Desta forma, a figura de cardeal protetor existe desde 1217, data na qual inicia o
processo de institucionalização do movimento Franciscano. As funções do cardeal protetor
estão explicitamente descritas na normativa franciscana no final do capítulo XII da Regra
de 1223: “Ad haec per obedientiam iniungo ministris, ut petant a domino papa unum de
sanctae Romanae Ecclesiae cardinalibus qui sit gubernator, protector et corrector istius
fraternitatis, ut semper subditi et subiecti pedibus eiusdem sanctae Ecclesiae stabiles in
fide (cf 1Col 1,23) catholica paupertatem et humilitatem et sanctum evangelium Domini
nostri Jesu Christi quod firmiter et promisimus, observemus.”3. Além disso, o IV Concílio
de Latrão de 1215 colocou como uma necessidade a normatização dos novos movimentos
religiosos dentro de um dos modelos normativos existentes, a fraternitas foi aos poucos
forçada a assumir uma forma institucionalizada dentro da normativa canônica vigente,
apesar de ter criado um novo modelo, o Apostólico. Consequentemente, Inocêncio III
esforçou-se para que as Ordens mendicantes entrassem licitamente na Igreja4.
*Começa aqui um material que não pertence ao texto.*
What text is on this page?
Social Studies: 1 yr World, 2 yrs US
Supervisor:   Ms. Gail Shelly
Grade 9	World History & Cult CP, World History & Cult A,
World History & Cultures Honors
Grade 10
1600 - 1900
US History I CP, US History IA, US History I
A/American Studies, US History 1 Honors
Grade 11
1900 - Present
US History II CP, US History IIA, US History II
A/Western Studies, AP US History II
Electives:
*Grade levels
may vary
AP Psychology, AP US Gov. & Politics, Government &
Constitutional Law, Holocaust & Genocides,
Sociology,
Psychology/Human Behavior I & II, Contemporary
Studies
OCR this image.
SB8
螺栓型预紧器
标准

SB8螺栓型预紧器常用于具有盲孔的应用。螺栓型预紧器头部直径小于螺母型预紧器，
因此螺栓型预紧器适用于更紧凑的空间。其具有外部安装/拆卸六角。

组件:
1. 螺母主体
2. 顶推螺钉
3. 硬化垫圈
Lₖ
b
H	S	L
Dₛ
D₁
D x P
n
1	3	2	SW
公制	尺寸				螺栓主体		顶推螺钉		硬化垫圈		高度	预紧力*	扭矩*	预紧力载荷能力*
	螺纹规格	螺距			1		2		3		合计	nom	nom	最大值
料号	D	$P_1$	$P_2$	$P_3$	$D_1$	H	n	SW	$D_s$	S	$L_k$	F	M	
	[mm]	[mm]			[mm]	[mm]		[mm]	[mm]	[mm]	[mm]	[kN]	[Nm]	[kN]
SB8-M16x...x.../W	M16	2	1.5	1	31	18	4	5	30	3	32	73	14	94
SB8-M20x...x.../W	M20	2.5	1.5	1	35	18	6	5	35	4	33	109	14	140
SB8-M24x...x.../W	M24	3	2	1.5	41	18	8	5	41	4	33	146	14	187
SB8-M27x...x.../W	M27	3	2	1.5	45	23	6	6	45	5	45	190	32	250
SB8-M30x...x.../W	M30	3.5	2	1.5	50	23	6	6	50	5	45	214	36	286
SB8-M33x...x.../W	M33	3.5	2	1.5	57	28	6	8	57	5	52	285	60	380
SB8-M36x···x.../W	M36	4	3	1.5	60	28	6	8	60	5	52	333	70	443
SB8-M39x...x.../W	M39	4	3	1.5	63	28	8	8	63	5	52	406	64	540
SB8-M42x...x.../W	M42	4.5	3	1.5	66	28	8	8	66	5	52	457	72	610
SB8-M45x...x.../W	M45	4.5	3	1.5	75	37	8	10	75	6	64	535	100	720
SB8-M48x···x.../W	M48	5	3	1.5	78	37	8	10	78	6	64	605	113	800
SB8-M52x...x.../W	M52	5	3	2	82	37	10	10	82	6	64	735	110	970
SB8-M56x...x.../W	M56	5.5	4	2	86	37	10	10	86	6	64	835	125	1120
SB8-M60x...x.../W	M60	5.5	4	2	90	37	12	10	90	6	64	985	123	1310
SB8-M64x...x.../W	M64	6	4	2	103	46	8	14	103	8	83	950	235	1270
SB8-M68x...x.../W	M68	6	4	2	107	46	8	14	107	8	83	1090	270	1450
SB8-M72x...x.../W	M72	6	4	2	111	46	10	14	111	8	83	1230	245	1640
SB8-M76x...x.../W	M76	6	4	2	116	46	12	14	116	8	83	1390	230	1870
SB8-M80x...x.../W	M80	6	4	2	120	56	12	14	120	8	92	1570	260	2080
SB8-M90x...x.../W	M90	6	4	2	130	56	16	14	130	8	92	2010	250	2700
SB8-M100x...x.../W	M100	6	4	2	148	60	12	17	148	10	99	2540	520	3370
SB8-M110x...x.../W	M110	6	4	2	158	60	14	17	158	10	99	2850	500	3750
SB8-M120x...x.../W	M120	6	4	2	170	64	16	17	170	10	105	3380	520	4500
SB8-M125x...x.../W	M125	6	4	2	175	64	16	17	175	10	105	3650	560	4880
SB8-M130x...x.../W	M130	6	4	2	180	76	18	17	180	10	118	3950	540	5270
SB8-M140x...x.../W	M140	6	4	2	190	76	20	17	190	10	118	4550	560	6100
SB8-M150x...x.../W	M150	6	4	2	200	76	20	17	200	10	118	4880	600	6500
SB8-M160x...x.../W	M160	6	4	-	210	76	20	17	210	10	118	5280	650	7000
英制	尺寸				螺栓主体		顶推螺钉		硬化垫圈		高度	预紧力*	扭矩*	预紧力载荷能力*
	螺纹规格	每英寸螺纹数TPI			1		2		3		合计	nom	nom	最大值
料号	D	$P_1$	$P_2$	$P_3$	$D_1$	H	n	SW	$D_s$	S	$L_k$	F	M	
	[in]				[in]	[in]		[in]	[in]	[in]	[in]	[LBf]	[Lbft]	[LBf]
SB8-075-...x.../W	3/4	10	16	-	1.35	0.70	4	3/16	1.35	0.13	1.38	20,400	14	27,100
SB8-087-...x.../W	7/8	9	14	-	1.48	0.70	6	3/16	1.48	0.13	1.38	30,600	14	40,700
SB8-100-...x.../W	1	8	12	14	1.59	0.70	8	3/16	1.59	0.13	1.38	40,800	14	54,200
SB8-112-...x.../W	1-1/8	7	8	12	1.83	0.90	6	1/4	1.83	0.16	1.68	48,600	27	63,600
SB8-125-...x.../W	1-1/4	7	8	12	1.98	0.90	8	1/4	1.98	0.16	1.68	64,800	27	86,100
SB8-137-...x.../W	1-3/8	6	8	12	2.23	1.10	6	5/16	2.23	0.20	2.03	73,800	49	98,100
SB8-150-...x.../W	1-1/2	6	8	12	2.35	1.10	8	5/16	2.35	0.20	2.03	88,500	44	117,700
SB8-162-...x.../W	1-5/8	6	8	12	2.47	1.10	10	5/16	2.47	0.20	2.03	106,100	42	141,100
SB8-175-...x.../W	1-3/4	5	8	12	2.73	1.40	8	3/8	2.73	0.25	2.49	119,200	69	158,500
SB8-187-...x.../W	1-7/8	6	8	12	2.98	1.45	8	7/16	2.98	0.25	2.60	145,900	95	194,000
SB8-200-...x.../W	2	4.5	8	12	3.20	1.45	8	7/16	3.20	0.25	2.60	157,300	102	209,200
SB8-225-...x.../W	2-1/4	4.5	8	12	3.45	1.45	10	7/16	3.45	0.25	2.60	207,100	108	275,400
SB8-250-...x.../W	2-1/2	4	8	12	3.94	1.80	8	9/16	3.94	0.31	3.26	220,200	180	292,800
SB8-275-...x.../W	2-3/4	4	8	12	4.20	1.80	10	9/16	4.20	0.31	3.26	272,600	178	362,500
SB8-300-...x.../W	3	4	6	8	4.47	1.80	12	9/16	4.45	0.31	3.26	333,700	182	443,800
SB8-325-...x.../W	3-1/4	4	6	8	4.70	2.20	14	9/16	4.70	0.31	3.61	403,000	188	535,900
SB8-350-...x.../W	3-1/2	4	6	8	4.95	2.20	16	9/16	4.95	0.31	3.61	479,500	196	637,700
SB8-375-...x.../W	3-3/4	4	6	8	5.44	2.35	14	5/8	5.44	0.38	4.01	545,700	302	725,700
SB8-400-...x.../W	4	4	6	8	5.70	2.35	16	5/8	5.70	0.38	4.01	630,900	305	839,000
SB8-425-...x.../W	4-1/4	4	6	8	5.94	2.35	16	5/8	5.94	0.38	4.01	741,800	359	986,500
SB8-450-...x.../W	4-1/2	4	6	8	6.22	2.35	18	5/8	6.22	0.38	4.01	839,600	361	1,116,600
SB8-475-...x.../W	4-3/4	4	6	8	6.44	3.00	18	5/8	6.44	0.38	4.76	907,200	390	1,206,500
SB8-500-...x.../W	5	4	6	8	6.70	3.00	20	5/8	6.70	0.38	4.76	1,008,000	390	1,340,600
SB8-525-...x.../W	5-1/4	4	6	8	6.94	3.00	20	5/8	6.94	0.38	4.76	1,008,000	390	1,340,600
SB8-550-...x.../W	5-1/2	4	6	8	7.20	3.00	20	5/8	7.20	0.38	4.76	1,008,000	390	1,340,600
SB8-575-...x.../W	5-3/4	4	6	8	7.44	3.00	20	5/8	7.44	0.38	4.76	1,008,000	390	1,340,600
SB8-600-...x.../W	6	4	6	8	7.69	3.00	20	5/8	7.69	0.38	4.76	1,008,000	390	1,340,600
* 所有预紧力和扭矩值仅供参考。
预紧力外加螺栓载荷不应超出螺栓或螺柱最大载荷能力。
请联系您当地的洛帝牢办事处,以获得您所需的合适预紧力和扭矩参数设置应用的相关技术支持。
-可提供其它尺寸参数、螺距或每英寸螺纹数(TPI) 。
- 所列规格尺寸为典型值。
Assim, o cardeal Hugolino agia como intermediador dos frades menores perante o
papa. Da mesma forma, atuava e persuadia o movimento Franciscano a mostrar a
disponibilidade à institucionalização, que deveria se enquadrar aos moldes das demais
Ordens religiosas, não perdendo a sua especificidade mendicante. Oficialmente, Hugolino
foi nomeado como “cardeal protetor” pelo papa Honório III no ano de 1219, período na
qual redigiu a Forma vitae para as damianitas, conhecida como Regra Hugoliniana. Antes
de tudo, a presença de Hugolino de Óstia na Ordem Franciscana foi importante e ocupou
3 MENESTÒ, Enrico & BRUFANI, Stefano (org.). Fontes Franciscani. Assis: Porziuncola, 1995, p. 180. 4 BOLTON, B. A Reforma na Idade Média século XII. Lisboa: Edições 70, 1983, p. 79.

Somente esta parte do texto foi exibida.